Em setembro de 2012, passou na internet um filme americano gozando o islamismo.

Pegou muito mal em todo o Oriente Médio, mas na Tunísia a coisa foi pior.

Centenas de irados muçulmanos atacaram a embaixada americana em Tunis.

Morreram 4 pessoas no incidente, além de dezenas saírem feridas e uma escola americana ter sido incendiada.

O governo tunisiano, liderado por muçulmanos moderados, investigou o caso e concluiu que o movimento salafista Ansar-al-sharia organizara  tudo.

20 dos seus membros foram julgados e condenados a 2 anos de cadeia.

O governo local protestou, considerando que as pena aplicadas foram muito suaves. E o ministério público apelou, pedindo punições mais severas.

Washington também ficou indignado.

E colocou os salafitas no index das organizações terroristas.

Ninguém no Ocidente poderá colaborar com esses inimigos dos EUA e da humanidade

Curiosamente são salafitas a maior parte dos milicianos da Frente Islâmica que, na revolução da Síria, recebem armamentos e financiamento da Arábia Saudita, fiel aliada dos EUA.

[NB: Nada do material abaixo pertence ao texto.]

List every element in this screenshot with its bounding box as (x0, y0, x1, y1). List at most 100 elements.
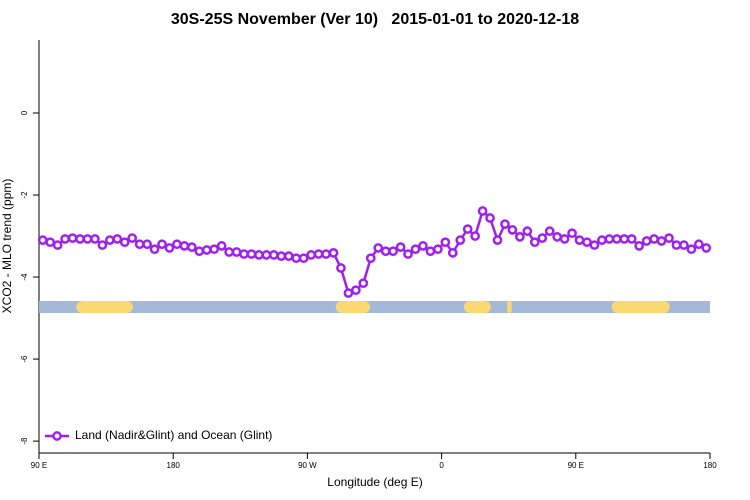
point (209, 244, 220, 255)
point (172, 239, 182, 250)
point (544, 226, 555, 236)
point (455, 235, 466, 245)
point (656, 236, 667, 246)
point (462, 224, 473, 234)
point (52, 240, 63, 250)
point (254, 250, 264, 260)
point (693, 239, 704, 250)
x-tick-label: 180 (703, 461, 717, 470)
point (619, 234, 630, 244)
point (395, 242, 406, 252)
y-tick-label: -6 (20, 355, 29, 363)
point (231, 247, 242, 257)
point (641, 236, 652, 246)
land-segment (463, 300, 491, 313)
point (611, 234, 622, 244)
point (104, 235, 115, 245)
point (492, 235, 503, 245)
point (470, 231, 480, 241)
point (529, 237, 540, 248)
y-tick-label: -4 (20, 273, 29, 281)
point (604, 234, 615, 244)
point (142, 239, 152, 250)
point (82, 234, 93, 244)
point (358, 278, 369, 289)
x-axis-label: Longitude (deg E) (327, 475, 422, 489)
point (134, 239, 145, 250)
ocean-band (39, 300, 710, 313)
land-segment (507, 300, 512, 313)
point (37, 235, 48, 245)
point (507, 225, 518, 235)
y-tick-label: -2 (20, 191, 29, 199)
land-segment (335, 300, 371, 313)
point (328, 248, 339, 258)
land-segment (76, 300, 133, 313)
point (373, 243, 384, 253)
point (298, 253, 309, 264)
point (567, 228, 577, 239)
point (410, 244, 421, 255)
point (149, 244, 160, 255)
chart-title: 30S-25S November (Ver 10) 2015-01-01 to … (171, 11, 579, 28)
point (477, 206, 488, 216)
legend-marker (52, 431, 62, 441)
point (664, 233, 674, 243)
y-axis-label: XCO2 - MLO trend (ppm) (0, 179, 14, 314)
point (276, 251, 287, 261)
point (201, 245, 212, 255)
point (626, 234, 637, 244)
point (351, 285, 361, 296)
point (321, 249, 331, 259)
x-tick-label: 90 W (298, 461, 317, 470)
point (365, 253, 376, 264)
point (67, 233, 78, 243)
point (224, 247, 234, 257)
point (537, 233, 548, 243)
x-tick-label: 0 (439, 461, 444, 470)
legend-label: Land (Nadir&Glint) and Ocean (Glint) (75, 428, 272, 442)
point (283, 251, 294, 261)
point (485, 213, 495, 223)
point (216, 241, 227, 251)
point (574, 235, 585, 245)
point (127, 233, 138, 243)
point (686, 244, 697, 255)
point (194, 246, 205, 257)
point (425, 246, 436, 257)
point (671, 240, 682, 250)
point (313, 249, 324, 259)
point (239, 249, 249, 259)
point (589, 240, 600, 250)
y-tick-label: 0 (20, 110, 29, 115)
point (440, 237, 451, 248)
point (679, 240, 689, 250)
point (261, 250, 272, 260)
point (447, 248, 458, 258)
point (157, 239, 167, 250)
point (45, 237, 56, 248)
series-line (42, 208, 707, 295)
x-tick-label: 180 (167, 461, 181, 470)
point (597, 235, 607, 245)
y-tick-label: -8 (20, 437, 29, 445)
point (269, 250, 279, 260)
point (559, 234, 570, 244)
point (380, 246, 391, 257)
point (522, 226, 533, 236)
point (388, 246, 398, 257)
point (306, 250, 316, 260)
point (552, 232, 563, 242)
point (90, 234, 100, 244)
point (418, 241, 428, 251)
point (433, 244, 443, 255)
point (649, 234, 659, 244)
point (634, 241, 645, 251)
point (164, 243, 175, 253)
point (701, 243, 712, 253)
point (75, 234, 85, 244)
point (336, 263, 346, 273)
point (97, 240, 108, 250)
point (515, 232, 525, 242)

Aliás, recentemente, informou-se que oficiais americanos estavam negociando com esse pessoal sua integração no Exército Livre Sírio (ESL). Tudo para fortalecer a luta anti-Assad.

Como é sabido, o ESL é patrocinado pelos EUA, que lhes dá apoio logístico financeiro e, em breve, também militar, conforme o prometido.

Sendo o salafismo  um movimento internacional, é provável que soldados do seu ramo tunisiano, estigmatizado como terrorista, irão lutar (ou já lutam) contra Assad na Síria, usando armas fornecidas pelos americanos e sauditas.

Caso seu lado acabe ganhando a guerra, ninguém se espante se não voltarem as armas contra os próprios doadores.